10 augustus 2044
Vandaag bezocht ik Geert Wilders in de Meeuwbeemd, een verzorgingshuis in Venlo. Ik ga regelmatig bij oudjes op visite. Geert is inmiddels 81. Lichamelijk houdt het niet over.
Ik trof hem in zijn kamertje op de derde verdieping. Het was gezellig ingericht. Een fauteuil, een schemerlamp, een eikenhouten kast met serviesje (hij mag graag met mensen thee drinken). De radio stond op 100 procent NL.
‘Goedemorgen meneer Wilders, hoe maakt u het?’
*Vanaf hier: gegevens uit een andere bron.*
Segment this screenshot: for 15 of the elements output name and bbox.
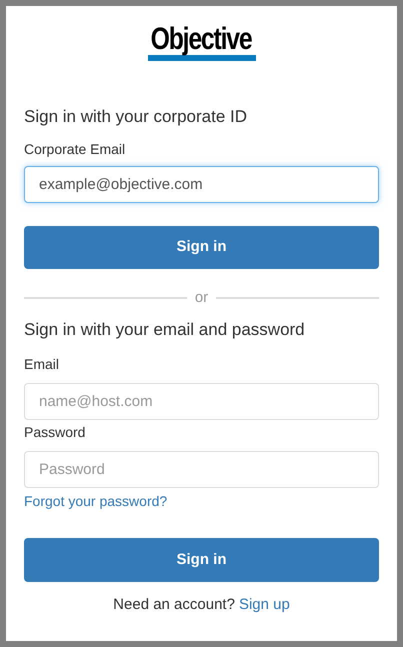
forgot-password-link[interactable]: Forgot your password? — [24, 493, 168, 509]
logo: Objective — [24, 6, 379, 61]
field-label: Password — [24, 424, 86, 441]
sign-up-link[interactable]: Sign up — [238, 596, 290, 614]
divider-text: or — [194, 289, 208, 307]
sign-in-button[interactable]: Sign in — [24, 226, 379, 269]
field-label: Corporate Email — [24, 141, 126, 158]
input-field[interactable]: name@host.com — [24, 383, 379, 420]
input-field[interactable]: example@objective.com — [24, 166, 379, 203]
field-label: Email — [24, 356, 60, 373]
sign-in-button[interactable]: Sign in — [24, 538, 379, 582]
section-heading: Sign in with your corporate ID — [24, 107, 248, 127]
input-field[interactable]: Password — [24, 451, 379, 488]
footer-text: Need an account? — [113, 596, 235, 614]
section-heading: Sign in with your email and password — [24, 320, 306, 340]
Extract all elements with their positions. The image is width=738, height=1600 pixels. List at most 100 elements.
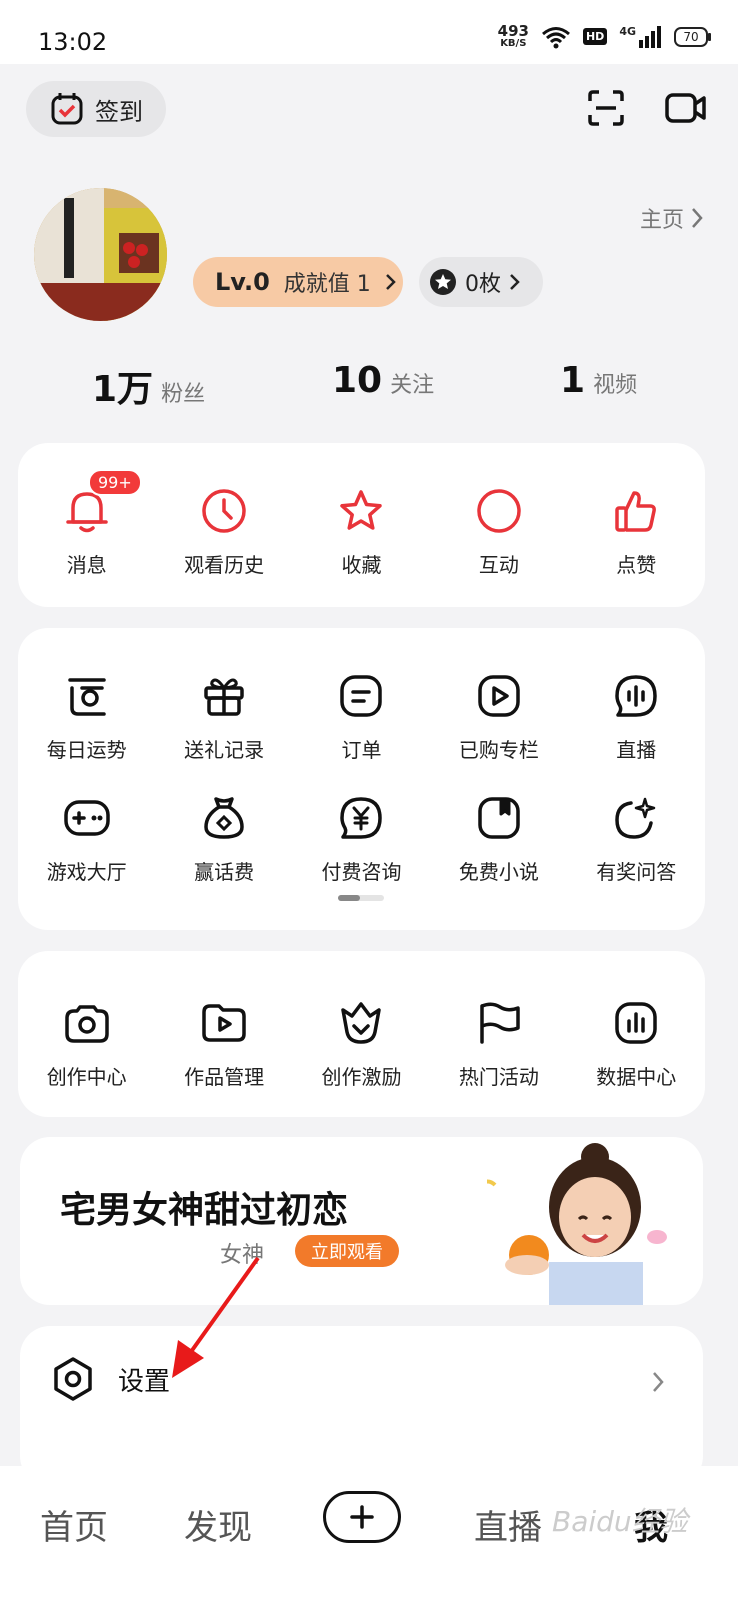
- creator-center-item[interactable]: 创作中心: [18, 995, 155, 1090]
- avatar[interactable]: [34, 188, 167, 321]
- messages-item[interactable]: 99+ 消息: [18, 469, 155, 578]
- hot-events-item[interactable]: 热门活动: [430, 995, 567, 1090]
- star-coin-icon: [430, 269, 456, 295]
- gift-records-item[interactable]: 送礼记录: [155, 668, 292, 763]
- calendar-check-icon: [51, 93, 83, 125]
- crown-cup-icon: [341, 1002, 382, 1044]
- stat-number: 10: [332, 360, 383, 401]
- chevron-right-icon: [510, 274, 520, 290]
- item-label: 游戏大厅: [46, 860, 127, 884]
- quiz-prize-item[interactable]: 有奖问答: [568, 790, 705, 885]
- creator-card: 创作中心 作品管理 创作激励 热门活动 数据中心: [18, 951, 705, 1117]
- signal-icon: [639, 25, 661, 48]
- item-label: 数据中心: [596, 1065, 677, 1089]
- stat-videos[interactable]: 1 视频: [560, 360, 637, 401]
- camera-icon: [64, 1005, 109, 1043]
- item-label: 直播: [616, 738, 657, 762]
- net-speed-value: 493: [497, 22, 529, 40]
- item-label: 有奖问答: [596, 860, 677, 884]
- purchased-columns-item[interactable]: 已购专栏: [430, 668, 567, 763]
- video-camera-icon[interactable]: [664, 88, 708, 128]
- fortune-icon: [67, 678, 106, 716]
- bar-chart-icon: [615, 1002, 657, 1044]
- money-bag-icon: [204, 797, 244, 839]
- sparkle-loop-icon: [615, 797, 656, 839]
- win-phone-credit-item[interactable]: 赢话费: [155, 790, 292, 885]
- favorites-item[interactable]: 收藏: [293, 483, 430, 578]
- level-label: Lv.0: [215, 268, 270, 296]
- game-hall-item[interactable]: 游戏大厅: [18, 790, 155, 885]
- scan-icon[interactable]: [586, 88, 626, 128]
- item-label: 收藏: [341, 553, 382, 577]
- watch-now-button[interactable]: 立即观看: [295, 1235, 399, 1267]
- creator-incentive-item[interactable]: 创作激励: [293, 995, 430, 1090]
- item-label: 赢话费: [194, 860, 255, 884]
- network-type: 4G: [619, 25, 636, 38]
- services-card: 每日运势 送礼记录 订单 已购专栏 直播 游戏大厅 赢话费 付费咨询 免费小说 …: [18, 628, 705, 930]
- banner-tag: 女神: [220, 1243, 265, 1268]
- item-label: 订单: [341, 738, 382, 762]
- stat-fans[interactable]: 1万 粉丝: [92, 360, 205, 412]
- quick-actions-card: 99+ 消息 观看历史 收藏 互动 点赞: [18, 443, 705, 607]
- status-time: 13:02: [38, 28, 108, 56]
- homepage-link[interactable]: 主页: [640, 202, 704, 234]
- yuan-chat-icon: [340, 797, 383, 839]
- item-label: 热门活动: [458, 1065, 539, 1089]
- interactions-item[interactable]: 互动: [430, 483, 567, 578]
- settings-row[interactable]: 设置: [50, 1356, 170, 1402]
- daily-fortune-item[interactable]: 每日运势: [18, 668, 155, 763]
- chevron-right-icon: [385, 274, 396, 290]
- status-bar: 13:02 493 KB/S HD 4G 70: [0, 0, 738, 64]
- item-label: 已购专栏: [458, 738, 539, 762]
- flag-icon: [480, 1002, 520, 1044]
- chevron-right-icon: [692, 208, 703, 228]
- tab-live[interactable]: 直播: [474, 1500, 542, 1549]
- item-label: 免费小说: [458, 860, 539, 884]
- coins-pill[interactable]: 0枚: [419, 257, 543, 307]
- book-icon: [478, 797, 520, 839]
- history-item[interactable]: 观看历史: [155, 483, 292, 578]
- thumbs-up-icon: [615, 491, 657, 532]
- gift-icon: [204, 678, 244, 716]
- coins-label: 0枚: [465, 272, 501, 297]
- homepage-label: 主页: [639, 208, 684, 233]
- settings-hexagon-icon: [54, 1357, 92, 1401]
- stat-label: 关注: [390, 373, 435, 398]
- item-label: 消息: [66, 553, 107, 577]
- likes-item[interactable]: 点赞: [568, 483, 705, 578]
- net-speed-unit: KB/S: [500, 38, 527, 49]
- checkin-button[interactable]: 签到: [26, 81, 166, 137]
- hd-badge: HD: [582, 28, 608, 45]
- page-indicator: [338, 895, 384, 901]
- data-center-item[interactable]: 数据中心: [568, 995, 705, 1090]
- star-icon: [340, 490, 383, 530]
- order-icon: [340, 675, 383, 717]
- banner-photo: [487, 1143, 667, 1305]
- stat-number: 1万: [92, 369, 154, 410]
- tab-discover[interactable]: 发现: [184, 1500, 252, 1549]
- stat-number: 1: [560, 360, 586, 401]
- item-label: 观看历史: [184, 553, 265, 577]
- live-item[interactable]: 直播: [568, 668, 705, 763]
- tab-home[interactable]: 首页: [40, 1500, 108, 1549]
- item-label: 每日运势: [46, 738, 127, 762]
- free-novels-item[interactable]: 免费小说: [430, 790, 567, 885]
- item-label: 付费咨询: [321, 860, 402, 884]
- watermark: Baidu经验: [552, 1505, 688, 1538]
- unread-badge: 99+: [88, 469, 142, 496]
- stat-following[interactable]: 10 关注: [332, 360, 434, 401]
- achievement-label: 成就值 1: [283, 272, 371, 297]
- item-label: 创作激励: [321, 1065, 402, 1089]
- checkin-label: 签到: [95, 97, 143, 126]
- orders-item[interactable]: 订单: [293, 668, 430, 763]
- item-label: 送礼记录: [184, 738, 265, 762]
- item-label: 点赞: [616, 553, 657, 577]
- promo-banner[interactable]: 宅男女神甜过初恋 女神 立即观看: [20, 1137, 703, 1305]
- clock-icon: [202, 489, 246, 533]
- level-pill[interactable]: Lv.0 成就值 1: [193, 257, 403, 307]
- settings-label: 设置: [118, 1366, 171, 1397]
- settings-card: 设置: [20, 1326, 703, 1486]
- create-plus-button[interactable]: [323, 1491, 401, 1543]
- works-management-item[interactable]: 作品管理: [155, 995, 292, 1090]
- paid-consult-item[interactable]: 付费咨询: [293, 790, 430, 885]
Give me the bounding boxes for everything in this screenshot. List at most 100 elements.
‘Best aardig,’ zei Geert zachtjes.
‘Ah, het glas is halfvol.’
‘Nee, het land,’ mompelde hij.
‘Zal ik koffie voor ons halen?’
‘Liever thee.’
‘Oh, dat doe ik wel hoor,’ zei een vrolijke stem achter me. Het was Natasja, een van de verzorgers. Ze kwam medicijnen brengen. ‘Uw pipamperon, meneer Wilders.’
‘Zijn jullie blij met jullie beroemde bewoner?’ vroeg ik.
‘Zeker! Meneer Wilders is een lieve man. Wel een beetje opstandig.’
Ik keek Natasja vragend aan.
‘Hij krijgt hulp bij het douchen, maar Fatima mocht hem niet helpen.’
‘Hoe losten jullie dat op?’
‘Oh simpel. We zeiden: aan u de keuze.’
Natasja moest lachen. ‘Het is een ondeugd hoor. Eerst wilde hij dat alleen ik hem hielp. Door mijn blonde haar en blauwe ogen vermoed ik.’
‘Helaas is ze Pools,’ zei Geert nauwelijks hoorbaar.
‘Maar daar kunnen we niet aan beginnen hoor, met de huidige personeelstekorten,' vond Natasja.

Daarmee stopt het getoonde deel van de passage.